The good news about WordPress is the insane number of free plugins. And the bad news? The insane number of free plugins.

Yes, the old double edge sword concept.  Seems in life, that everything gets taken to an extreme. And today, that extreme is with plugins.

More and more clients I work with seem to have an ever growing list of plugins. One in particular had over sixty plugins. What’s the big deal?

Thanks for asking. The big deal is (a) increased security risk and (b) greatly reduced performance.

Performance

For today, let’s focus on b, reduced performance. Each plugin uses resources. And resources are limited. This particular client had so many resources being used that they were constantly being shut down by their host.

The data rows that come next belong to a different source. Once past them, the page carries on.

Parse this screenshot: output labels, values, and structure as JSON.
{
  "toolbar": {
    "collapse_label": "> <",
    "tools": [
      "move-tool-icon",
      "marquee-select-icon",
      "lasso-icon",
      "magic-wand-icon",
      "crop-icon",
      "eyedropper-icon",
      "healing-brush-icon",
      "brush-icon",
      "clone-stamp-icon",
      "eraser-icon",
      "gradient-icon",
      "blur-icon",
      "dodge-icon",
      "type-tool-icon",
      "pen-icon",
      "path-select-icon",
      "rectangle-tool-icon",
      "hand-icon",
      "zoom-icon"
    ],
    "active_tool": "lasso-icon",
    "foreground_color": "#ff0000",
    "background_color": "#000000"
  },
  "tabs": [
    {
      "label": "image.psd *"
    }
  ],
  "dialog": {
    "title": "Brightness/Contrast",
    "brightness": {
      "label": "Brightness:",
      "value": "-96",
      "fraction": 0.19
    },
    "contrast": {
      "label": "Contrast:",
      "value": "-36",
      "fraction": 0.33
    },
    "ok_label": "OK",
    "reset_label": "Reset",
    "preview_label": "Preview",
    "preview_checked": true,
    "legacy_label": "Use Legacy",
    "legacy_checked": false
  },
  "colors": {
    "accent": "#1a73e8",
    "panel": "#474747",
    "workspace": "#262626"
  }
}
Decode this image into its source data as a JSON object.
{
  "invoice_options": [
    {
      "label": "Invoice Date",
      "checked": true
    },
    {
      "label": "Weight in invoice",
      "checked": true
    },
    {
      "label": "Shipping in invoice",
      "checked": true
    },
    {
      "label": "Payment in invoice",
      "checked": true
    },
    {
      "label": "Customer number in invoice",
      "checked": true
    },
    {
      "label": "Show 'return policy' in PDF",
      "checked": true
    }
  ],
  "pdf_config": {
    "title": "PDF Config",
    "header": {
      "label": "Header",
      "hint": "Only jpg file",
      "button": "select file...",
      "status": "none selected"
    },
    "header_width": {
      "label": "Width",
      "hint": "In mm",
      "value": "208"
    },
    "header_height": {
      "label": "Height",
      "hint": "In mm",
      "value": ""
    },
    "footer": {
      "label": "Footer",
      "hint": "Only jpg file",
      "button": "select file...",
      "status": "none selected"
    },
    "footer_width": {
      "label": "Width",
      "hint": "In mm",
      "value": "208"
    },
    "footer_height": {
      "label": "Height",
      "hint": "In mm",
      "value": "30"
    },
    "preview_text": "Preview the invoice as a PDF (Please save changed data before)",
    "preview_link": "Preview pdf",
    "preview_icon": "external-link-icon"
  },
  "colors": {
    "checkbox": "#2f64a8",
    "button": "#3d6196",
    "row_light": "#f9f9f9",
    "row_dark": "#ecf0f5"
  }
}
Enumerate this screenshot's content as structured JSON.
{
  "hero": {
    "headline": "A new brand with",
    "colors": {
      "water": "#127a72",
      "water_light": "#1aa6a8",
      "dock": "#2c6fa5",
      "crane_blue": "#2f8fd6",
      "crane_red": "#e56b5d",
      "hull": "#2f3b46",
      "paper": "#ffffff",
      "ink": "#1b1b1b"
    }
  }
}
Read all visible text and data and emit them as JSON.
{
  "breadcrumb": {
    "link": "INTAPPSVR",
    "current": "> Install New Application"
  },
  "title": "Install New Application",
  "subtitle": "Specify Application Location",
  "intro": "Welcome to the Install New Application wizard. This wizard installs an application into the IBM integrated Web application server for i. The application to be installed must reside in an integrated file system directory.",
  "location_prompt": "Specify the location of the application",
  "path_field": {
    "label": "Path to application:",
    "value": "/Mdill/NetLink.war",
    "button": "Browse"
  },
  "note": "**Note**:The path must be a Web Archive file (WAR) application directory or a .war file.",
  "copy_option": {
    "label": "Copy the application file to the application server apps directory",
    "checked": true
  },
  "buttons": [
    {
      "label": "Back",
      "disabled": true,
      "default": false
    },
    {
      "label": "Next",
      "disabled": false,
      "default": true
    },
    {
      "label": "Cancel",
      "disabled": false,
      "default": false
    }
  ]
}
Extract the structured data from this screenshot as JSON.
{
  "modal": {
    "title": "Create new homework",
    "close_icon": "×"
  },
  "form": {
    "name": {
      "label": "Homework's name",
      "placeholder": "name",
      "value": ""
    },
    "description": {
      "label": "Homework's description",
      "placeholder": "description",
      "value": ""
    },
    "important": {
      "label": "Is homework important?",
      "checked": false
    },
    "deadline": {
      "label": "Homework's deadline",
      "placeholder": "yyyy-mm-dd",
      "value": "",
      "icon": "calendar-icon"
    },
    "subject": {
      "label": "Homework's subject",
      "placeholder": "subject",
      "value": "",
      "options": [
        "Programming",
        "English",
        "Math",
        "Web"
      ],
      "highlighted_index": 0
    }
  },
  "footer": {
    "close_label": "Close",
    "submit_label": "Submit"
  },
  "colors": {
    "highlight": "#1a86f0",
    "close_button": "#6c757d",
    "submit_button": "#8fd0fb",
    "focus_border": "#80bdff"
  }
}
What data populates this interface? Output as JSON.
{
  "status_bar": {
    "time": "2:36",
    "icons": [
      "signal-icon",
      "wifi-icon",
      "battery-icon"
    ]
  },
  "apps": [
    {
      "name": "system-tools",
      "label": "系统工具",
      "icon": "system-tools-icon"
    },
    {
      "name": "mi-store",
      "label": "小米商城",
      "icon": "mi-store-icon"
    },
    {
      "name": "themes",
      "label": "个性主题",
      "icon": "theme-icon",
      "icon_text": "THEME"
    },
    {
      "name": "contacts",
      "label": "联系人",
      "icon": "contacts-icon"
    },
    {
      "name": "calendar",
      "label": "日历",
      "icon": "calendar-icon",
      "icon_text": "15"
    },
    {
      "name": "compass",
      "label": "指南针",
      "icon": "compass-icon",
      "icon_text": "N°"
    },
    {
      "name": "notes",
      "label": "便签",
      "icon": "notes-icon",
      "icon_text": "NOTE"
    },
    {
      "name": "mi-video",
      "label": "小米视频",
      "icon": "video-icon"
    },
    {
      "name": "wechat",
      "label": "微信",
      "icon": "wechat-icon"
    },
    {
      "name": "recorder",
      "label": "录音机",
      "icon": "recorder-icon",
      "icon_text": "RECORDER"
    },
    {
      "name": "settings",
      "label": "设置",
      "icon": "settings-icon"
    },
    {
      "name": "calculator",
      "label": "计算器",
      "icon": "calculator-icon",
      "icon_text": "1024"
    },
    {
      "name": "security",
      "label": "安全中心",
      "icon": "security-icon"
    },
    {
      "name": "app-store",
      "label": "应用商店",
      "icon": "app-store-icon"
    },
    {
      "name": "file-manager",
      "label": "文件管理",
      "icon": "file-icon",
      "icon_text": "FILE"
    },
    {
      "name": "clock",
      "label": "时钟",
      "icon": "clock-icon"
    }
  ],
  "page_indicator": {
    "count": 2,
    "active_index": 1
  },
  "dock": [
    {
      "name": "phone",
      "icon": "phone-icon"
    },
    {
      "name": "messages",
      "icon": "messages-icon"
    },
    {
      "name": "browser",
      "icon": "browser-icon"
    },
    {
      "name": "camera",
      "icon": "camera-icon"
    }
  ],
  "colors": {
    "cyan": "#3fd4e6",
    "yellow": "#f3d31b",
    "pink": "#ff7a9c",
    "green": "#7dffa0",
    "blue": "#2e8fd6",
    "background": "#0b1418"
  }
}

And the host is a good host. But there comes a point, on a shared hosting account, that others on the account need to be protected. And when one uses too many resources others can suffer.

What’s A Good Number

There’s no magical number for plugins. Other than to say pushing fifty plus is a danger area. Some plugins use more resources than others. And some are “mission critical” meaning you need them.

Take WooCommerce for example.  It requires a number of plugins to function. So if want to use WooCommerce for e-commerce (highly recommended) then you’ll need to include a number of plugins.

But what about little things. Maybe limit the length of a page title? Should you add a plugin? Or to insert Google tracking code? The list of little plugins can grow.

Narrow It Down

In the case of lots of little plugins, the answer is easy. Combine them into one custom plugin. Rather than have ten or twenty, each with their own additional resources, combine them into one.

We do that with our clients and it makes sites a lot cleaner and a lot more functional.